This Sunday evening, millions of people around the country will gather in person, at their radios, or huddle around television sets, while many others around the world will look on in bemusement as America partakes in its largest worship service of the year: the Super Bowl. This will of course be followed up a short time later by the world’s largest worship service: the Olympics. While many a fundamentalist will decry the Super Bowl, my contention is that the Super Bowl is a vital aspect to life in America, bringing to light a state of the human condition which many seemingly are oblivious to, or refuse to acknowledge.
Man was made for community. We have cliche expressions such as: “No man is an island”, or “Man does not live in a bubble.” The Bible discusses the idea that it is not good for man to be alone (Genesis 2). There is an innate sense in man to connect with others. One of the most important aspects of the Super Bowl is the ability for people to connect in that context. It provides complete strangers the chance to strike up a conversation on a topic which both parties are bound to have at least a mild interest. There is the friendly sense of competition when people wear the opposing teams’ colors and see each other in passing. And then, in one particular city each year, for one night a stadium becomes the country’s largest mega-church, hosting the big game itself.
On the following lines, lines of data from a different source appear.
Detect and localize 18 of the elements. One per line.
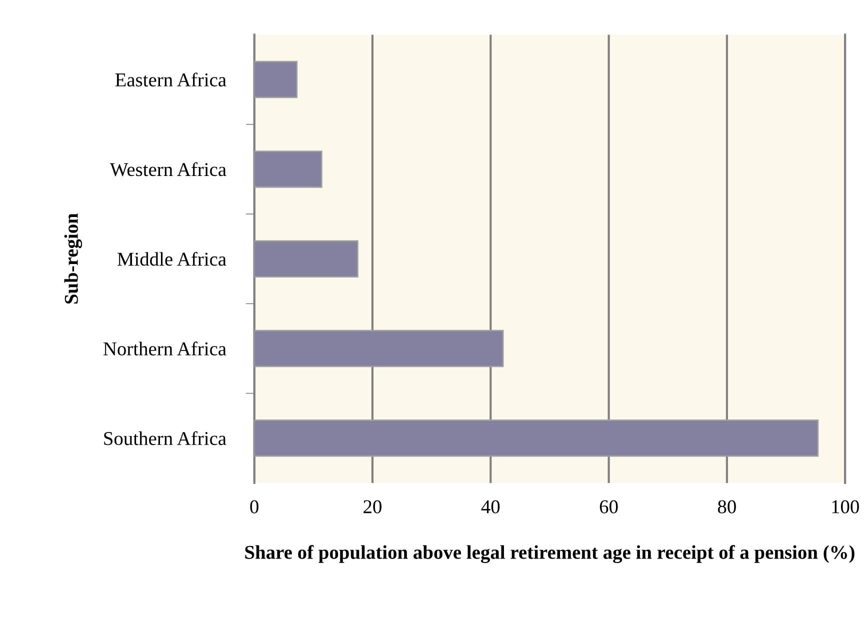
y-tick-label: Middle Africa xyxy=(117,252,226,266)
x-tick-label: 60 xyxy=(600,500,618,514)
bar xyxy=(254,150,322,188)
x-tick-label: 40 xyxy=(481,500,500,514)
y-tick-label: Southern Africa xyxy=(104,431,226,446)
y-tick-label: Northern Africa xyxy=(103,342,226,356)
x-tick-label: 20 xyxy=(364,500,382,514)
y-tick-label: Western Africa xyxy=(110,162,226,176)
x-tick-label: 0 xyxy=(250,500,258,514)
y-tick-label: Eastern Africa xyxy=(115,72,226,86)
x-tick-label: 80 xyxy=(718,500,736,514)
bar xyxy=(254,60,298,98)
bar xyxy=(254,330,504,368)
x-axis-title: Share of population above legal retirement age in receipt of a pension (%) xyxy=(245,545,854,564)
bar xyxy=(254,240,358,278)
x-tick-label: 100 xyxy=(832,500,859,514)
y-axis-title: Sub-region xyxy=(64,213,82,304)
bar xyxy=(254,420,819,457)
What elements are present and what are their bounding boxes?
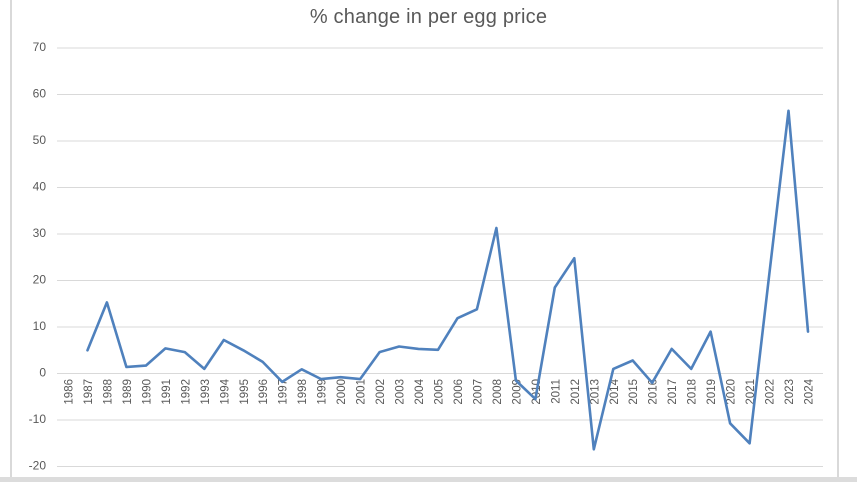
x-axis-tick-label: 1990 [141, 379, 153, 405]
x-axis-tick-label: 1993 [200, 379, 212, 405]
x-axis-tick-label: 2003 [395, 379, 407, 405]
x-axis-tick-label: 1996 [258, 379, 270, 405]
x-axis-tick-label: 2008 [492, 379, 504, 405]
x-axis-tick-label: 1991 [161, 379, 173, 405]
chart-border-left [10, 0, 12, 478]
chart-border-right [837, 0, 839, 478]
x-axis-tick-label: 1994 [219, 378, 231, 404]
y-axis-tick-label: -10 [29, 412, 47, 426]
x-axis-tick-label: 2004 [414, 378, 426, 404]
x-axis-tick-label: 1997 [278, 379, 290, 405]
x-axis-tick-label: 2017 [667, 379, 679, 405]
x-axis-tick-label: 2020 [726, 379, 738, 405]
x-axis-tick-label: 1989 [122, 379, 134, 405]
x-axis-tick-label: 1988 [102, 379, 114, 405]
x-axis-tick-label: 2006 [453, 379, 465, 405]
x-axis-tick-label: 2016 [648, 379, 660, 405]
y-axis-tick-label: 50 [33, 133, 47, 147]
chart-border-bottom [0, 477, 857, 482]
x-axis-tick-label: 2022 [765, 379, 777, 405]
y-axis-tick-label: 10 [33, 319, 47, 333]
x-axis-tick-label: 2012 [570, 379, 582, 405]
y-axis-tick-label: 70 [33, 40, 47, 54]
x-axis-tick-label: 1999 [317, 379, 329, 405]
x-axis-tick-label: 2002 [375, 379, 387, 405]
x-axis-tick-label: 1987 [83, 379, 95, 405]
y-axis-tick-label: 60 [33, 87, 47, 101]
y-axis-tick-label: 20 [33, 273, 47, 287]
chart-title: % change in per egg price [309, 6, 548, 28]
y-axis-tick-label: -20 [29, 459, 47, 473]
x-axis-tick-label: 1995 [239, 379, 251, 405]
x-axis-tick-label: 2005 [434, 379, 446, 405]
data-series-line [86, 109, 810, 451]
y-axis-tick-label: 40 [33, 180, 47, 194]
x-axis-tick-label: 2001 [356, 379, 368, 405]
x-axis-tick-label: 2018 [687, 379, 699, 405]
x-axis-tick-label: 1986 [64, 379, 76, 405]
x-axis-tick-label: 2023 [784, 379, 796, 405]
y-axis-tick-label: 0 [39, 366, 46, 380]
x-axis-tick-label: 2000 [336, 379, 348, 405]
x-axis-tick-label: 2014 [609, 378, 621, 404]
y-axis-tick-label: 30 [33, 226, 47, 240]
x-axis-tick-label: 1992 [180, 379, 192, 405]
x-axis-tick-label: 2015 [628, 379, 640, 405]
x-axis-tick-label: 2013 [589, 379, 601, 405]
x-axis-tick-label: 2019 [706, 379, 718, 405]
x-axis-tick-label: 2007 [472, 379, 484, 405]
x-axis-tick-label: 1998 [297, 379, 309, 405]
x-axis-tick-label: 2024 [804, 378, 816, 404]
x-axis-tick-label: 2011 [550, 379, 562, 404]
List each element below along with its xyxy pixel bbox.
At this point, the question will probably arise that sounds something like this: “Why don’t people realize that the Church can fulfill this need for community which people so clearly desire?” It can’t. If the Church would be honest with itself, there is no feasible way for It to be able to maintain (if it could cultivate) this level of communal connectivity. The Church is made up of humans with their flaws and imperfections. What the Super Bowl has going for it is that it is only a one-weekend event; even the people who do not support either team will still watch for the commercials. And if the Church were more like a Super Bowl atmosphere, would we really see people wearing the colors of the opposing sides? Until Jesus returns (whatever that looks like), Man couldn’t sustain a united effort like that if it tried.
Let us embrace the Super Bowl for what it is: the opportunity for America to come together to celebrate and enjoy life together. In the Super Bowl, what we should not see is a blatant example of American decadence and idolatry, but the desire for human-to-human connection in a setting that at least for a short time can actually accomplish it.